Marco Villa

Personal information
- Date of birth: 18 July 1978 (age 47)
- Place of birth: Düsseldorf, West Germany
- Height: 1.80 m (5 ft 11 in)
- Position(s): Striker

Youth career
- KFC Uerdingen 05

Senior career*
- Years: Team / Apps / (Gls)
- 1996–1999: Borussia Mönchengladbach / 24 / (4)
- 1999–2000: SV Ried / 22 / (8)
- 2000–2001: Panathinaikos / 3 / (0)
- 2001–2003: 1. FC Nürnberg / 12 / (0)
- 2003–2005: Arezzo / 9 / (0)
- 2005: SPAL / 8 / (0)
- 2005–2006: Val di Sangro / 15 / (2)
- 2006: Sant'Antonia Abate / 6 / (2)
- 2006–2008: Morro d'Oro / 47 / (7)
- 2008–2010: L'Aquila / 52 / (17)
- 2010–2012: San Nicolò / ? / (18)

International career
- Germany U21 / 9 / (1)

= Marco Villa (footballer) =

German footballer (born 1978)

Marco Villa (born 18 July 1978) is a German former professional footballer who played as a striker.

==Career==
Villa was born in Düsseldorf. He spent five seasons in the Bundesliga with Borussia Mönchengladbach and 1. FC Nürnberg.

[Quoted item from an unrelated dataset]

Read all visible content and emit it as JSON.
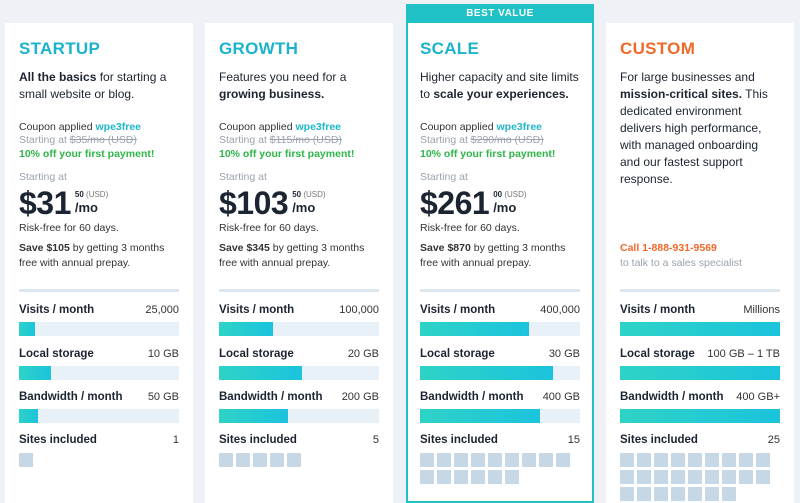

He is the youngest player for Borussia Mönchengladbach history to score a league goal (on 6 September 1996 in a game against Hamburger SV when he was 18 years and 50 days old).

==Personal life==
Villa was the best friend of Robert Enke, the former German International.